Natural History Books for Summer
2012
(This 1110th Buffalo Sunday News column was first
published on July 1, 2012.)

First of a
series
There
is a rich variety of new natural history books
available for summer reading. Here are my recommendations.
My
favorite this year is Donald Benson's The
Ballet of the Planets (Oxford), a serious math-based book which clarified a
great deal of astronomy for me. It traces the history of the study of our solar
system from Plato to Newton and should be in every high school library where it
can challenge our brightest students.
The
wonderful Bernd Heinrich is back with Life
Everlasting (Houghton Mifflin Harcourt). Subtitled The Animal Way of Death, his first hand experiences in the Maine
woods with birds, mammals, insects, plants and fish bring life to this
universal topic.
We
know from the work of Karl von Frisch how honeybees waggle dance to communicate
directions to hive mates. Now, based on a lifetime of field studies, Thomas
Seeley of Cornell tells us in Honeybee
Democracy (Princeton) how bees swarm and locate new hive locations.

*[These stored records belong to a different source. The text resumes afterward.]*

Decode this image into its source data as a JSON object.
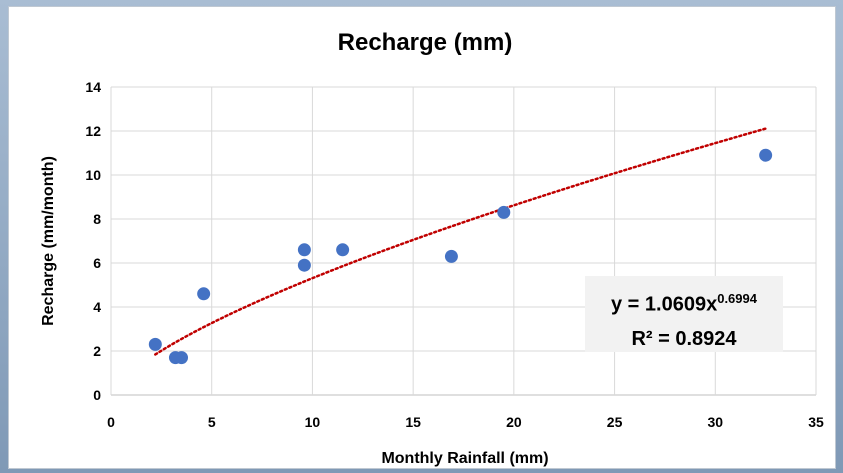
{
  "chart_data": {
    "type": "scatter",
    "title": "Recharge (mm)",
    "xlabel": "Monthly Rainfall (mm)",
    "ylabel": "Recharge (mm/month)",
    "xlim": [
      0,
      35
    ],
    "ylim": [
      0,
      14
    ],
    "xticks": [
      "0",
      "5",
      "10",
      "15",
      "20",
      "25",
      "30",
      "35"
    ],
    "yticks": [
      "0",
      "2",
      "4",
      "6",
      "8",
      "10",
      "12",
      "14"
    ],
    "grid": true,
    "series": [
      {
        "points": [
          {
            "x": 2.2,
            "y": 2.3
          },
          {
            "x": 3.2,
            "y": 1.7
          },
          {
            "x": 3.5,
            "y": 1.7
          },
          {
            "x": 4.6,
            "y": 4.6
          },
          {
            "x": 9.6,
            "y": 6.6
          },
          {
            "x": 9.6,
            "y": 5.9
          },
          {
            "x": 11.5,
            "y": 6.6
          },
          {
            "x": 16.9,
            "y": 6.3
          },
          {
            "x": 19.5,
            "y": 8.3
          },
          {
            "x": 32.5,
            "y": 10.9
          }
        ],
        "color": "#4472c4"
      }
    ],
    "trendline": {
      "type": "power",
      "a": 1.0609,
      "b": 0.6994,
      "x_range": [
        2.2,
        32.5
      ],
      "color": "#c00000",
      "style": "dotted"
    },
    "equation": {
      "line1_base": "y = 1.0609x",
      "line1_exp": "0.6994",
      "line2": "R² = 0.8924"
    }
  }
}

This
book is also a perfect window into how a biologist approaches scientific
questions.
The
season is past, but I still strongly recommend Carol Gracie's Spring Wildflowers of the Northeast: A
Natural History (Princeton). This is not a field guide; rather, it is a
collection of beautifully illustrated essays about thirty wildflower species. Jack-in-the-Pulpit
alone merits ten pages and 26 photographs.
Two
important new field guides have, however, been published this year. They could
hardly be more different. The first is a new entrant in the Peterson series: Field Guide to Moths by David Beadle and
Seabrooke Leckie (Houghton
Mifflin Harcourt). I wish this book had been available when I was trying to
identify the moth collection Dick Rosche had donated
to the Buffalo Museum of Science. This book represents a great improvement on
the earlier Peterson guide.
The
other field guide I wish I had when I was hiking longer distances. It is Andrew
Skurka's The
Ultimate Hiker's Gear Guide (National Geographic). Several years ago I met
Andy on his hike across the continent. I was impressed with him then and he has
since completed dozens of such treks and in the process become the expert on
lightweight equipment. And, as all hikers know, every ounce counts against you.
Especially
timely is Tom Wilber's Under the Surface
(Cornell) about fracking the Marcellus shale
deposits. Wilber includes the views of all constituencies, not an easy task.
John
Grant's Denying Science (Prometheus)
is a well-documented tour through the contemporary war against reality with the
opponents of science employing every dirty trick in the book.
One
for children if you dare: Jordan Brown's Crazy
Concoctions: A Mad Scientist's Guide to Messy Mixtures gives how-to
instructions to primary grade youngsters under parental supervision. A wild
ride but science is along as well.
Today
technological miniaturization allows scientists to place recording instruments
even on songbirds, but this is only one of the ways animal migration is being
studied today. James and Carol Gould survey this field in Nature's Compass (Princeton). They address the problems, some
solved, many still outstanding, for both vertebrates and invertebrates.
You
have taken up bird watching and have begun to identify those around you. What
next? Derek Lovitch provides suggestions in How to be a Better Birder (Princeton). Every
birder I know can gain from this book.
The
hair-raising story of the post-World War I flu epidemic is detailed in Nancy
Bristow's American Pandemic (Oxford).
To place this plague in perspective, there were 35 million casualties (20
million killed, 15 million wounded) during World War I; this epidemic killed 50
million. If you even think of not getting flu shots, this book should be
assigned reading.
This
summer I have a book as well. Since I began writing these columns I have
maintained a website on which all of them - now over 1100 - are collected.
Unfortunately that website is having problems. Partly in response to that and
also in response to those who have suggested that I do so, I have begun
collecting columns in a series of eBooks. The
Nature Watch Collection Book One is now available from Amazon.com. I have
been very fortunate to have Canadian wildlife photographer Harold Stiver provide photographs in support of this project. Fine
local photographers have also contributed.